Heirloom tomatoes are all the rage today. You’ll find them at farmers’ markets and up-scale restaurants. Everyone seems to be talking about heirloom tomatoes.
Personally, when I choose tomatoes (and many other plants) to grow in the garden I don’t look for heirlooms; I look for F1 hybrids. So while heirlooms tomatoes are getting all of the attention right now, I want to explain why I grow hybrids.
Heirlooms are plant varieties that have been around for a long time. In the case of tomatoes, the plants have been selected by gardeners and farmers for certain traits, for example, taste. Each year seeds are collected from the tastiest tomatoes until a fairly stable variety is developed. These tomatoes often have interesting shapes and colors. If you want to save seeds from this year’s tomatoes to plant next year, heirlooms let you do this.

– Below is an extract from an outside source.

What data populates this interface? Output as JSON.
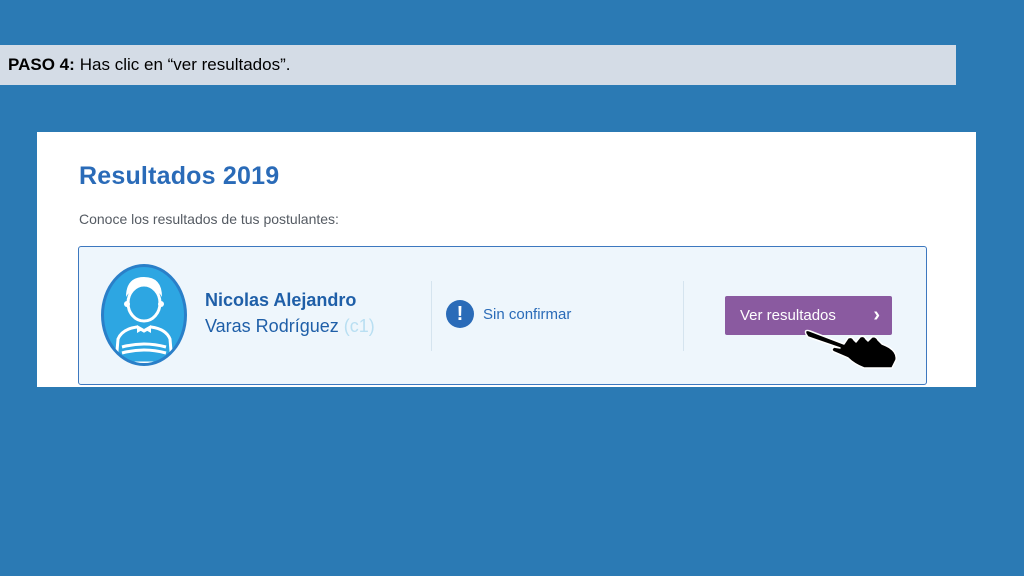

F1 hybrid plants are different. These are made by taking two parent plants and crossing them – putting the pollen of one plant onto the pistil of the other plant. The resulting seed is an F1 hybrid – F1 stands for filial 1, the first generation of a cross. These hybrids combine the best of both parents. For example, a good tasting tomato is crossed with a blight resistant tomato to produce a uniform F1 hybrid that tastes good and is blight resistant. Plant breeders work for years to produce the best F1 hybrids. These seeds cost more than heirloom seeds because of the work involved in crossing the plants and you can’t save the seeds. If you do, the resulting plants will lose their uniformity and revert back to the parental lines.
I’m an F1 hybrid tomato grower and here are some reasons why.
I spent my college years studying plant breeding and worked 2 summers in the corn breeding program at Harris Seeds. I appreciate the science and artistry that goes into producing F1 hybrids. Because of this, I’ll be the first to admit that I’m biased when it comes to hybrids!
But it’s not just my personal history that makes me choose them. I appreciate that F1 hybrid tomatoes offer levels of disease resistance that aren’t found in heirlooms. The Johnny Seeds catalogue has pages of tomatoes from which to choose. All of the F1 hybrid tomatoes have various levels of resistance to blight and other diseases. The heirlooms that Johnny sells are described in terms of taste and size – disease resistance isn’t mentioned because it’s seldom present in heirloom varieties.
The other reason that I like hybrids is because of a phenomenon called “hybrid vigor.” Early plant breeders noticed that F1 hybrids grew better than their individual parental lines. The act of crossing two plants produces progeny that are much more vigorous. Scientists still can’t explain exactly why this happens but it does. F1 hybrid tomatoes produce more fruit than heirlooms because of hybrid vigor.
So that’s why I grow F1 hybrid tomatoes. I appreciate the disease resistance of these plants. The uniformity of hybrids and their vigor are important to me. But if I was looking for unusual tomato shapes and colors, if I wanted to grow plants that my grandparents might have grown or if I liked to save my own seeds, I’d grow heirlooms.
Whether you grow tomatoes that are heirloom or F1 hybrid, one thing is certain – home-grown tomatoes taste better than anything you can buy in the grocery store!